Ulfa bersama profesor dan anggota kelompok presentasi di kelas Childhood and Adolescence. Sumber: Dokumentasi pribadi.
Menjadi mahasiswa terasa belum sempurna tanpa kegiatan organisasi mahasiswanya. Oleh karena itu, selama di ASU saya ikut bergabung dalam berbagai kegiatan yang diadakan ASU Muslim Students Association, seperti kegiatan sukarela membungkus mainan untuk anak-anak imigran, membagikan makanan untuk buka puasa di bulan Ramadan, berpartisipasi dalam workshop cara menggunakan henna, juga berkesempatan menghadiri pertunjukan drama monolog oleh Rohina Malik—wanita muslim, penulis, dan storyteller dari Amerika.
Berbagi untuk Indonesia Selama di Amerika
Keberadaan saya di Amerika untuk menjalankan tugas sebagai FLTA, membuka peluang bagi saya untuk berbagi pengetahuan dan pengalaman saya kepada para siswa di Indonesia. Saya diberi kesempatan untuk menjadi pengisi acara pada Virtual Field Trip yang diadakan oleh Darul Hikam Integrated School (DHIS) Primary.
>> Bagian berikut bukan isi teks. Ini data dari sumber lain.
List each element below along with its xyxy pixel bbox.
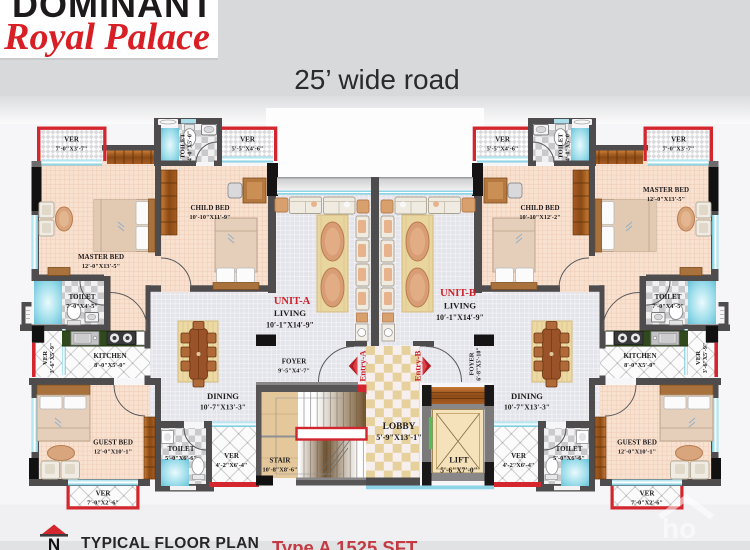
svg-text:Entry-A: Entry-A: [358, 350, 368, 382]
svg-text:7′-0"X4′-5": 7′-0"X4′-5": [652, 303, 684, 310]
svg-text:DINING: DINING: [511, 391, 543, 401]
svg-text:STAIR: STAIR: [270, 457, 292, 465]
svg-text:10′-1"X14′-9": 10′-1"X14′-9": [266, 321, 314, 330]
svg-text:VER: VER: [42, 351, 49, 365]
svg-text:7′-0"X2′-6": 7′-0"X2′-6": [631, 500, 663, 507]
svg-text:VER: VER: [671, 136, 687, 144]
svg-text:12′-0"X13′-5": 12′-0"X13′-5": [82, 263, 120, 270]
svg-text:N: N: [48, 535, 60, 550]
svg-text:10′-7"X13′-3": 10′-7"X13′-3": [200, 403, 246, 412]
svg-text:4′-2"X6′-4": 4′-2"X6′-4": [503, 462, 535, 469]
svg-text:5′-6"X7′-0": 5′-6"X7′-0": [440, 466, 477, 475]
svg-text:10′-10"X12′-2": 10′-10"X12′-2": [519, 214, 560, 221]
svg-text:10′-7"X13′-3": 10′-7"X13′-3": [504, 403, 550, 412]
svg-text:25’ wide road: 25’ wide road: [294, 64, 460, 95]
svg-text:7′-0"X3′-7": 7′-0"X3′-7": [663, 146, 695, 153]
svg-text:TOILET: TOILET: [556, 445, 583, 453]
svg-text:KITCHEN: KITCHEN: [623, 352, 656, 360]
svg-text:TOILET: TOILET: [69, 293, 96, 301]
svg-text:7′-0"X3′-7": 7′-0"X3′-7": [56, 146, 88, 153]
svg-text:TYPICAL FLOOR PLAN: TYPICAL FLOOR PLAN: [81, 535, 259, 550]
svg-text:LOBBY: LOBBY: [383, 422, 416, 432]
svg-text:MASTER BED: MASTER BED: [643, 186, 689, 194]
svg-text:5′-0"X6′-6": 5′-0"X6′-6": [553, 455, 585, 462]
svg-text:7′-0"X2′-6": 7′-0"X2′-6": [87, 500, 119, 507]
svg-text:10′-1"X14′-9": 10′-1"X14′-9": [436, 313, 484, 322]
svg-text:3′-6"X5′-9": 3′-6"X5′-9": [50, 343, 56, 373]
svg-text:LIVING: LIVING: [274, 308, 306, 318]
svg-text:CHILD BED: CHILD BED: [520, 204, 559, 212]
svg-text:6′-8"X5′-10": 6′-8"X5′-10": [477, 347, 483, 380]
svg-text:12′-0"X10′-1": 12′-0"X10′-1": [94, 449, 132, 456]
svg-text:VER: VER: [96, 490, 112, 498]
svg-text:8′-0"X5′-0": 8′-0"X5′-0": [624, 362, 656, 369]
svg-text:UNIT-B: UNIT-B: [440, 288, 476, 299]
svg-text:LIVING: LIVING: [444, 301, 476, 311]
svg-text:MASTER BED: MASTER BED: [78, 253, 124, 261]
svg-text:LIFT: LIFT: [449, 456, 469, 465]
svg-text:Type A 1525 SFT: Type A 1525 SFT: [272, 537, 418, 550]
svg-text:7′-0"X4′-5": 7′-0"X4′-5": [66, 303, 98, 310]
svg-text:VER: VER: [224, 452, 240, 460]
svg-text:UNIT-A: UNIT-A: [274, 296, 311, 307]
svg-text:5′-0"X6′-6": 5′-0"X6′-6": [165, 455, 197, 462]
svg-text:Entry-B: Entry-B: [413, 350, 423, 381]
svg-text:9′-5"X4′-7": 9′-5"X4′-7": [278, 368, 310, 375]
svg-text:Royal Palace: Royal Palace: [3, 16, 210, 58]
svg-text:8′-0"X5′-0": 8′-0"X5′-0": [94, 362, 126, 369]
svg-text:5′-5"X4′-6": 5′-5"X4′-6": [232, 146, 264, 153]
svg-text:10′-10"X11′-9": 10′-10"X11′-9": [190, 214, 231, 221]
svg-text:VER: VER: [64, 136, 80, 144]
svg-text:4′-0"X5′-0": 4′-0"X5′-0": [188, 131, 194, 161]
svg-text:GUEST BED: GUEST BED: [617, 439, 657, 447]
svg-text:5′-5"X4′-6": 5′-5"X4′-6": [487, 146, 519, 153]
svg-text:KITCHEN: KITCHEN: [93, 352, 126, 360]
svg-text:TOILET: TOILET: [558, 133, 565, 159]
svg-text:5′-9"X13′-1": 5′-9"X13′-1": [376, 433, 422, 442]
svg-text:12′-0"X13′-5": 12′-0"X13′-5": [647, 196, 685, 203]
svg-text:VER: VER: [511, 452, 527, 460]
svg-text:4′-2"X6′-4": 4′-2"X6′-4": [216, 462, 248, 469]
svg-text:TOILET: TOILET: [655, 293, 682, 301]
svg-text:CHILD BED: CHILD BED: [190, 204, 229, 212]
svg-text:VER: VER: [695, 351, 702, 365]
svg-text:DINING: DINING: [207, 391, 239, 401]
svg-text:TOILET: TOILET: [168, 445, 195, 453]
svg-text:VER: VER: [240, 136, 256, 144]
svg-text:VER: VER: [495, 136, 511, 144]
svg-text:FOYER: FOYER: [282, 358, 307, 366]
svg-text:4′-0"X5′-0": 4′-0"X5′-0": [566, 131, 572, 161]
svg-text:FOYER: FOYER: [469, 352, 476, 375]
svg-text:10′-8"X8′-6": 10′-8"X8′-6": [262, 467, 297, 474]
svg-text:VER: VER: [640, 490, 656, 498]
svg-text:TOILET: TOILET: [180, 133, 187, 159]
svg-text:12′-0"X10′-1": 12′-0"X10′-1": [618, 449, 656, 456]
svg-text:3′-6"X5′-9": 3′-6"X5′-9": [703, 343, 709, 373]
svg-text:ho: ho: [662, 513, 696, 544]
svg-text:GUEST BED: GUEST BED: [93, 439, 133, 447]
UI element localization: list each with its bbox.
Saya mengajak anak-anak Sekolah Dasar DHIS untuk mengunjungi Kebun Binatang Phoenix (Phoenix Zoo) dan Masjid Tempe yang merupakan pusat kegiatan muslim di kota Tempe (baca lebih lengkap).
Ada pula DHIS Lower Secondary (SMP) yang turut mengundang saya menjadi pemateri dalam rangka memperingati Isra Mi’raj. Di kesempatan itu, saya berbagi cerita tentang pengalaman beribadah di Amerika dan pengalaman menjadi minoritas di Amerika.
Penutup
Menjadi seorang guru, pengajar, dan pendidik menuntut kita untuk terus berinovasi dan menambah wawasan demi anak didik kita. Fulbright FLTA membuka banyak sekali pintu bagi saya untuk belajar tentang dunia melalui orang-orang yang saya temui, meningkatkan keterampilan mengajar, dan memberikan kesempatan saya untuk membangun hubungan dengan masyarakat global. Semua itu adalah oleh-oleh yang menjadi hadiah saya untuk anak didik saya di masa depan. Melalui tulisan ini, saya berharap dapat memotivasi para guru dan pendidik Indonesia untuk dapat mencoba program Fulbright FLTA dan terus berkarya.
Ulfa bergaya di Grand Canyon National Park. Sumber: Dokumentasi pribadi.
Disclaimer:
This is NOT an official U.S. Department of State website, and the views and information presented here are my own and do not represent the Fulbright Program or the U.S. Department of State.